I know that there are always health concerns when it comes to playing football games.  Most coaches believe that you keep your guys healthy and rest them before the playoffs whenever you can.  I understand that.  But I think Mulligan might be taking it a bit far in this case.

Before the season began I said that this year was going to be one where self-improvement was going to be the theme.  At the time I thought the Bears would have eight wins.  But the fact that they’ve got more than that and are on their way to the playoffs doesn’t change my opinion.  They need to continue to improve if they are going to make a deep playoff run.

New England taught us that the defensive backs need to get better, particularly in man coverage.  There are young defensive linemen that need to improve if they are going to take maximum advantage of Julius Pepper‘s presence.  And more than anything else the offensive line has to continue to develop technique and work toward attaining better cohesiveness.  Dan Pompei at the Chicago Tribune did his weekly film review and also found a number of aspects of the Bears play against the Vikings that need to be cleaned up.

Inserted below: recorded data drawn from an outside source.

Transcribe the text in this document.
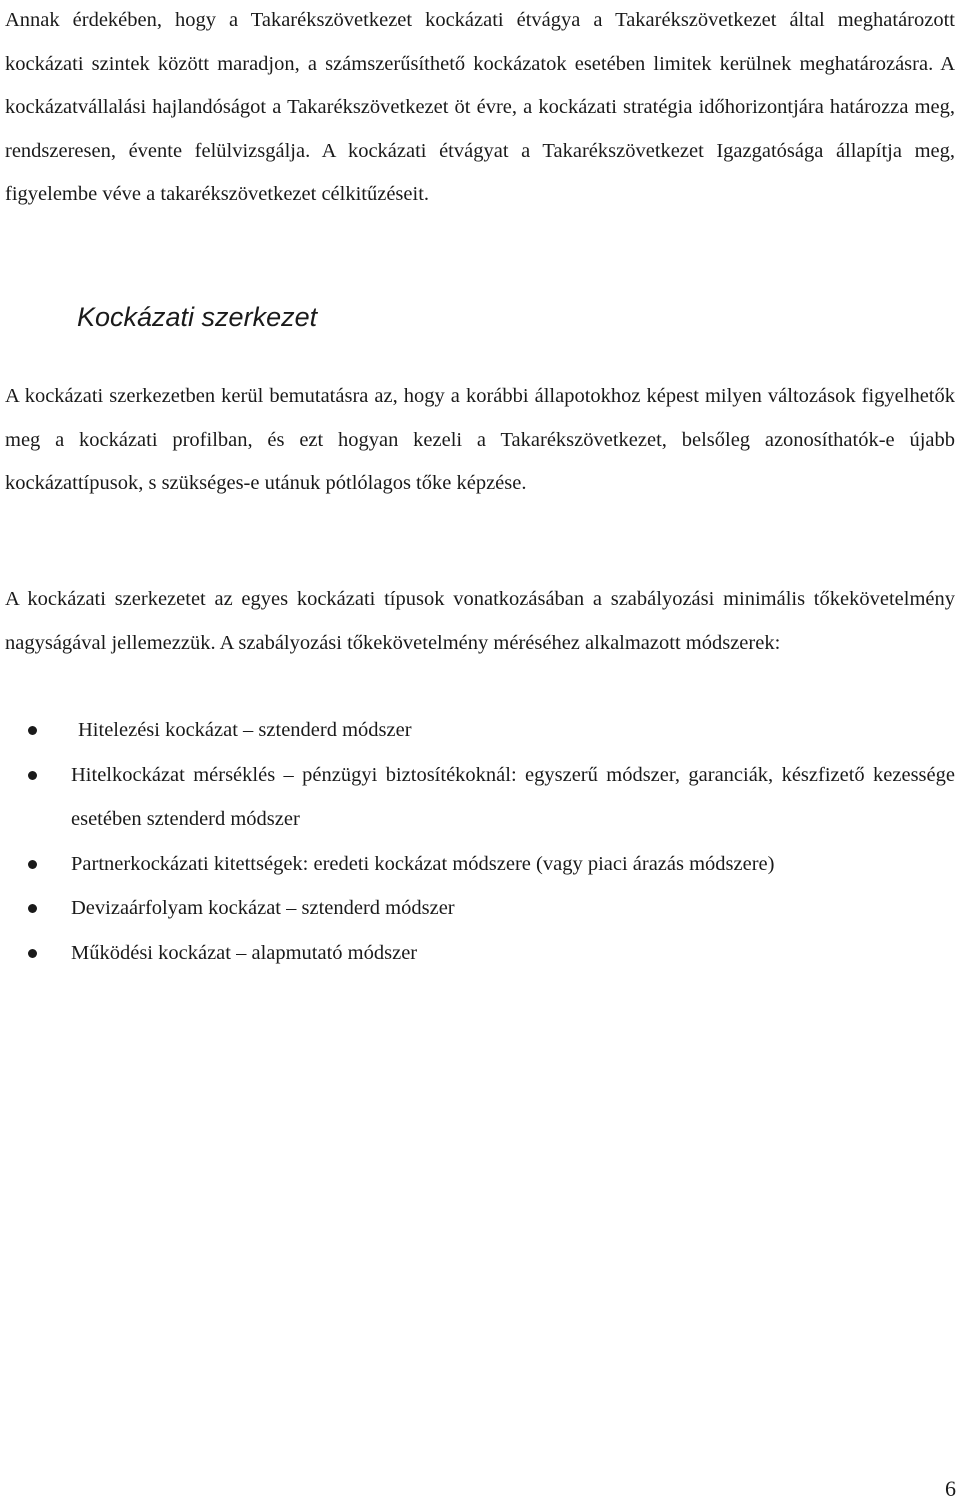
Annak érdekében, hogy a Takarékszövetkezet kockázati étvágya a Takarékszövetkezet által meghatározott kockázati szintek között maradjon, a számszerűsíthető kockázatok esetében limitek kerülnek meghatározásra. A kockázatvállalási hajlandóságot a Takarékszövetkezet öt évre, a kockázati stratégia időhorizontjára határozza meg, rendszeresen, évente felülvizsgálja. A kockázati étvágyat a Takarékszövetkezet Igazgatósága állapítja meg, figyelembe véve a takarékszövetkezet célkitűzéseit.

Kockázati szerkezet

A kockázati szerkezetben kerül bemutatásra az, hogy a korábbi állapotokhoz képest milyen változások figyelhetők meg a kockázati profilban, és ezt hogyan kezeli a Takarékszövetkezet, belsőleg azonosíthatók-e újabb kockázattípusok, s szükséges-e utánuk pótlólagos tőke képzése.

A kockázati szerkezetet az egyes kockázati típusok vonatkozásában a szabályozási minimális tőkekövetelmény nagyságával jellemezzük. A szabályozási tőkekövetelmény méréséhez alkalmazott módszerek:

Hitelezési kockázat – sztenderd módszer
Hitelkockázat mérséklés – pénzügyi biztosítékoknál: egyszerű módszer, garanciák, készfizető kezessége esetében sztenderd módszer
Partnerkockázati kitettségek: eredeti kockázat módszere (vagy piaci árazás módszere)
Devizaárfolyam kockázat – sztenderd módszer
Működési kockázat – alapmutató módszer
6
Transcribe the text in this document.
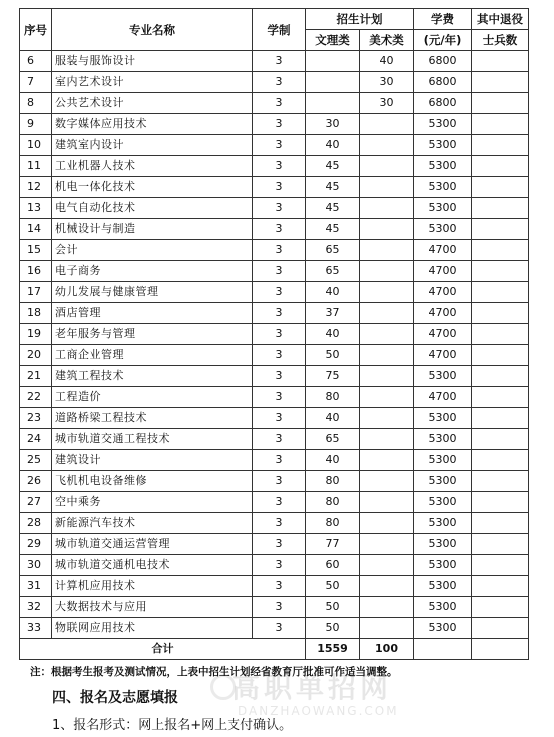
序号	专业名称	学制	招生计划		学费	其中退役
			文理类	美术类	(元/年)	士兵数
6	服装与服饰设计	3		40	6800	
7	室内艺术设计	3		30	6800	
8	公共艺术设计	3		30	6800	
9	数字媒体应用技术	3	30		5300	
10	建筑室内设计	3	40		5300	
11	工业机器人技术	3	45		5300	
12	机电一体化技术	3	45		5300	
13	电气自动化技术	3	45		5300	
14	机械设计与制造	3	45		5300	
15	会计	3	65		4700	
16	电子商务	3	65		4700	
17	幼儿发展与健康管理	3	40		4700	
18	酒店管理	3	37		4700	
19	老年服务与管理	3	40		4700	
20	工商企业管理	3	50		4700	
21	建筑工程技术	3	75		5300	
22	工程造价	3	80		4700	
23	道路桥梁工程技术	3	40		5300	
24	城市轨道交通工程技术	3	65		5300	
25	建筑设计	3	40		5300	
26	飞机机电设备维修	3	80		5300	
27	空中乘务	3	80		5300	
28	新能源汽车技术	3	80		5300	
29	城市轨道交通运营管理	3	77		5300	
30	城市轨道交通机电技术	3	60		5300	
31	计算机应用技术	3	50		5300	
32	大数据技术与应用	3	50		5300	
33	物联网应用技术	3	50		5300	
合计			1559	100		
高职单招网
DANZHAOWANG.COM
注：根据考生报考及测试情况，上表中招生计划经省教育厅批准可作适当调整。
四、报名及志愿填报
1、报名形式：网上报名+网上支付确认。
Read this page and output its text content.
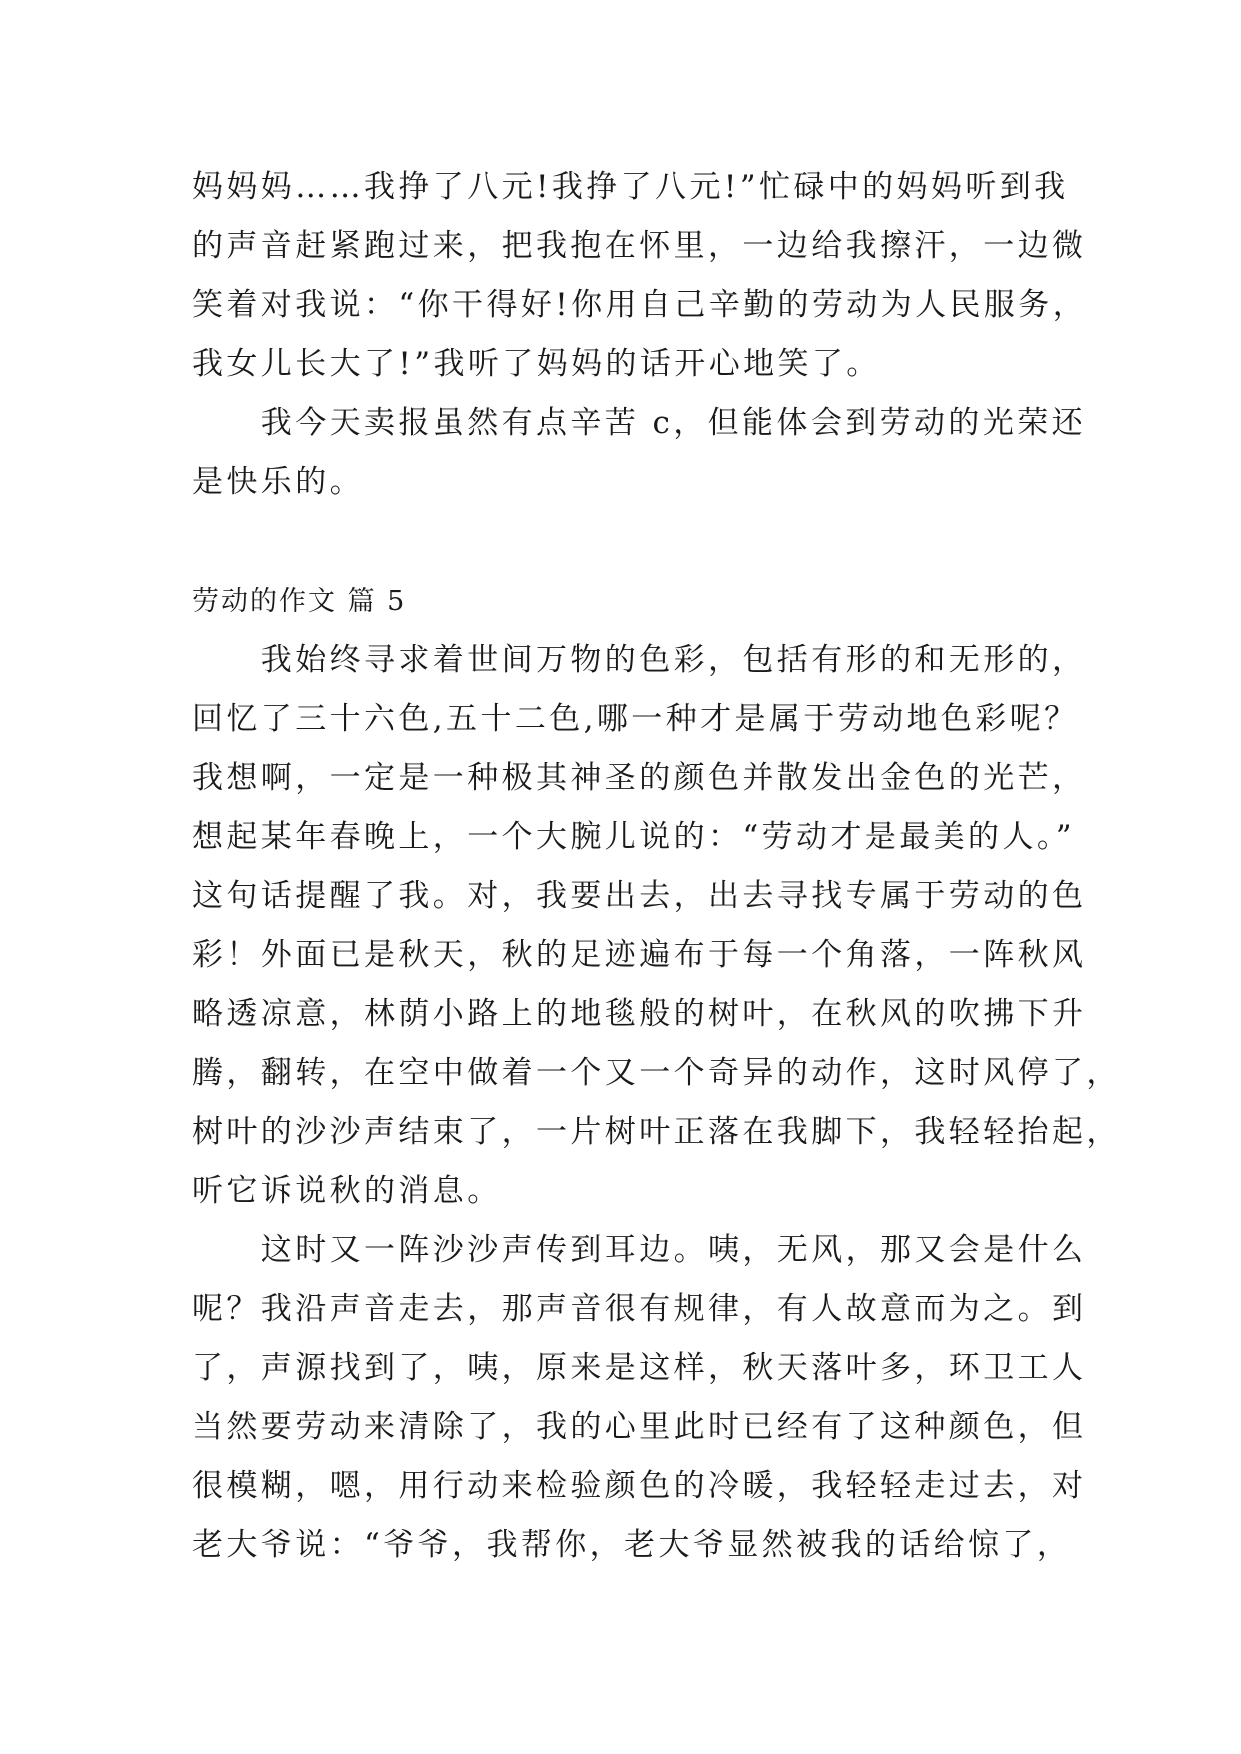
妈妈妈……我挣了八元!我挣了八元!”忙碌中的妈妈听到我
的声音赶紧跑过来，把我抱在怀里，一边给我擦汗，一边微
笑着对我说：“你干得好!你用自己辛勤的劳动为人民服务，
我女儿长大了!”我听了妈妈的话开心地笑了。
　　我今天卖报虽然有点辛苦 c，但能体会到劳动的光荣还
是快乐的。
劳动的作文 篇 5
　　我始终寻求着世间万物的色彩，包括有形的和无形的，
回忆了三十六色,五十二色,哪一种才是属于劳动地色彩呢？
我想啊，一定是一种极其神圣的颜色并散发出金色的光芒，
想起某年春晚上，一个大腕儿说的：“劳动才是最美的人。”
这句话提醒了我。对，我要出去，出去寻找专属于劳动的色
彩！外面已是秋天，秋的足迹遍布于每一个角落，一阵秋风
略透凉意，林荫小路上的地毯般的树叶，在秋风的吹拂下升
腾，翻转，在空中做着一个又一个奇异的动作，这时风停了，
树叶的沙沙声结束了，一片树叶正落在我脚下，我轻轻抬起，
听它诉说秋的消息。
　　这时又一阵沙沙声传到耳边。咦，无风，那又会是什么
呢？我沿声音走去，那声音很有规律，有人故意而为之。到
了，声源找到了，咦，原来是这样，秋天落叶多，环卫工人
当然要劳动来清除了，我的心里此时已经有了这种颜色，但
很模糊，嗯，用行动来检验颜色的冷暖，我轻轻走过去，对
老大爷说：“爷爷，我帮你，老大爷显然被我的话给惊了，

Three weeks is forever in the NFL.  All of these things and more need to continue to improve and they can do so dramatically if the team continues to put the correct amount of effort into the games they have left.  If they are going to be able to look in the mirror after the year is over and be able to say that did everything they could and played their best when it counted, that’s what they have to do.